On page 122 of Two-Gun Bob, Joshi, who knows his way around the Roman garrisons of Britannia from past work on Lovecraft, notes “a fourth legion, the IX Hispana, mysteriously disappeared around 119 C.E. — certainly a fruitful basis for a story by Howard or Lovecraft!” In fact said disappearance was a fruitful basis for the sinister story of Legio IX Infernalis in the finest of all Howard pastiches, Karl Edward Wagner’s 1976 Legion from the Shadows, but there’s no reason to fault Joshi, who is presumably not a sword-and-sorcery aficionado despite some generous comments about Fritz Leiber, for overlooking that fact.
Elsewhere in the article the notoriously premature Norsemen of the Bran stories are targeted as “Howard’s most egregious lapse in historical accuracy.” And yet a few pages earlier, Joshi himself reminds us that around the time of the Carausius episode “the south and east coasts of Britain were attacked by Saxons from northern Europe, and the emperor Diocletian ordered the construction of forts along the eastern, or Saxon, shore.” The Saxons may not have arrived in the longships of the later Vikings, but they came by water from northern Europe to make their fortunes and as much trouble as they could, so a case can be made for a Teutonic family resemblance. Is it so implausible that the future nemeses of Arthur might have been joined on the whale-road by a few forerunners of the future nemeses of Alfred, some of the wilder surplus young men from Scandinavia, the wolfsheads and baresarks of their time?

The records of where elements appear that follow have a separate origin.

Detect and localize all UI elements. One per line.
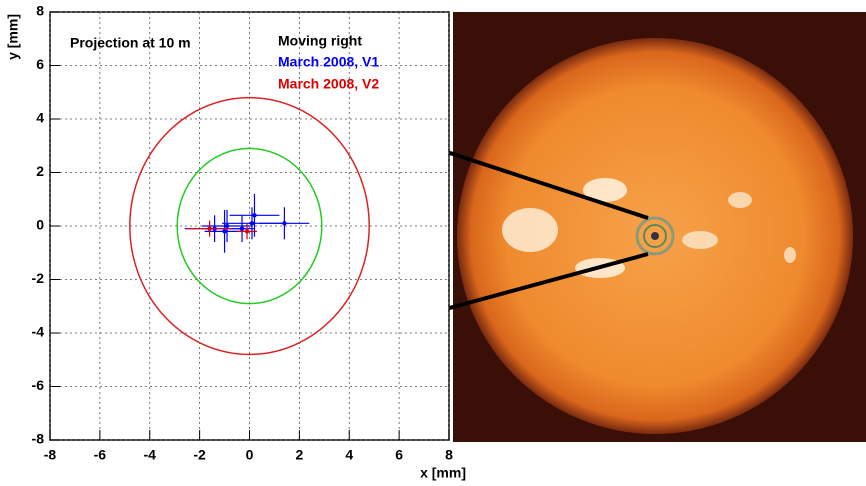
- y-tick-label: -8: [32, 431, 45, 447]
- plot: -8 -6 -4 -2 0 2 4 6 8 -8 -6 -4 -2 0 2 4 6 8: [32, 3, 454, 463]
- y-tick-label: 6: [36, 56, 44, 72]
- x-tick-label: 2: [295, 447, 303, 463]
- circle: [129, 96, 370, 356]
- point: [207, 226, 212, 231]
- point: [224, 223, 230, 229]
- point: [239, 226, 245, 231]
- y-axis-label: y [mm]: [5, 14, 21, 60]
- legend-entry: March 2008, V2: [278, 76, 379, 92]
- y-tick-label: 2: [36, 163, 44, 179]
- point: [252, 213, 257, 218]
- point: [282, 221, 287, 226]
- y-tick-label: -6: [32, 377, 45, 393]
- circle: [176, 147, 323, 305]
- y-tick-label: 4: [36, 110, 44, 126]
- subtitle: Moving right: [278, 33, 362, 49]
- legend-entry: March 2008, V1: [278, 54, 379, 70]
- x-tick-label: -4: [144, 447, 157, 463]
- x-tick-label: 8: [445, 447, 453, 463]
- x-tick-label: -8: [44, 447, 57, 463]
- y-tick-label: 8: [36, 3, 44, 19]
- sun-image: [453, 12, 866, 442]
- x-axis-label: x [mm]: [420, 465, 466, 481]
- x-tick-label: 4: [345, 447, 353, 463]
- point: [222, 229, 227, 234]
- point: [249, 221, 255, 226]
- y-tick-label: -4: [32, 324, 45, 340]
- x-tick-label: -6: [94, 447, 107, 463]
- y-tick-label: -2: [32, 270, 45, 286]
- x-tick-label: 0: [246, 447, 254, 463]
- x-tick-label: 6: [395, 447, 403, 463]
- x-tick-label: -2: [193, 447, 206, 463]
- point: [244, 229, 250, 234]
- chart-title: Projection at 10 m: [70, 35, 191, 51]
- y-tick-label: 0: [36, 217, 44, 233]
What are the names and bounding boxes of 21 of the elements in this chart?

One other quibble is that Joshi takes the time to go after Joseph A. McCullough V’s online essay “Robert E. Howard, Christianity, and the Saga of Bran Mak Morn.” He needn’t have bothered; McCullough, although passionate about sword-and-sorcery, is no Howard expert. In his sister article at Swordandsorcery.org, “The Demarcation of Sword & Sorcery,” he misquotes Conan as having said of the gods “he would not stand in their shadow,” and makes the bizarre claims that when Kull usurped the Topaz Throne, “Atlantis had by this time fallen into the sea” and that “before [‘The Shadow Kingdom’] saw print, Robert E. Howard had already written and completed two story cycles about the characters Solomon Kane and Bran Mak Morn.”
So Howard emerges from ‘Bran Mak Morn and History” with fewer gloves laid on him than during the average icehouse session. One non-indignant way to approach the article is as a clash of cultures resulting in the shedding of ink rather than blood, with Joshi’s “Roman” virtues of historicist precision, orderliness, logic, and factuality still somewhat baffled by Howard’s “Celtic” traits of imagination, mysticism, and timeless truth.